O velho que não sente frio e outras histórias
Daniel Francoy
Trecho de O velho que não sente frio e outras histórias, de Daniel Francoy:
Amanhece e, sobre as escadarias da igreja, há o que resta de um cobertor queimado. Onde a miserável dormia antes de ter o corpo consumido pelas chamas, há uma mancha escura, formando um desenho que poderia interessar àqueles que apreciam e acreditam no teste de Rorschach.
Portanto, eu agora coloco quem lê diante de uma mancha de carvão, pergunto o que vê?, e ofereço as seguintes alternativas, todas marcadas por um escancarado lirismo:
( ) a silhueta de uma borboleta calcinada, embora de proporções humanas;
( ) o perfil de uma árvore durante os meses da seca mais severa;
( ) o percurso do leite derramado de uma jarra a uma altura de dois metros.

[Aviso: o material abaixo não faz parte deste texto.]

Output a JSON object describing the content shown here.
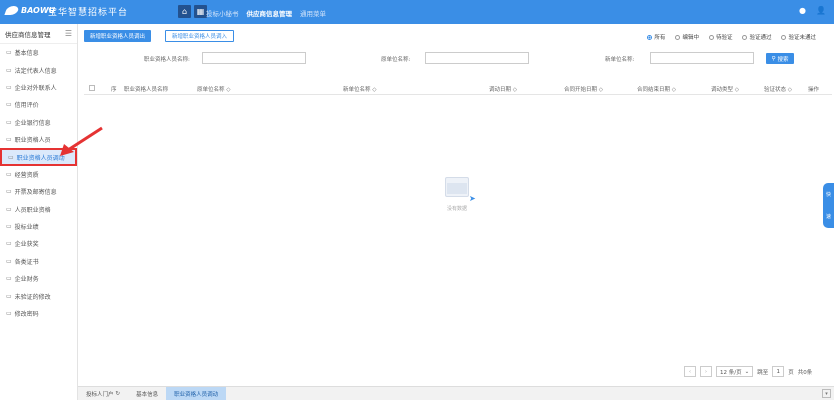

Feita a escolha, eu revelo algo como um ardil, exibindo a natureza de um deus que busca criar um labirinto onde todas as possibilidades induzem ao erro, ainda que se trate de um labirinto em linha reta: a velha e conhecida rua percorrida inumeráveis vezes no caminho de volta do trabalho, a calçada onde aprendeu a diferença entre uma rosa e um cravo e entre um cravo e um crisântemo, o caminho de tal modo acidentado que um passo em falso sempre é possível, pois agora pergunto e acuso:
Não percebe que o que tem diante de si é a mancha deixada por um corpo calcinado?
Ignora que foi aqui que uma criatura humana ardeu em labaredas até que a vida dela se estiolasse?
Não compreende que aqui, como em todas as outras calçadas, há um indício de uma inominável violência, e que, constatada a violência, é incontestável a conclusão de que há uma vítima e um carrasco?
Você consegue distinguir uma vítima de um carrasco com a mesma presteza com a qual distingue uma mentira de uma verdade?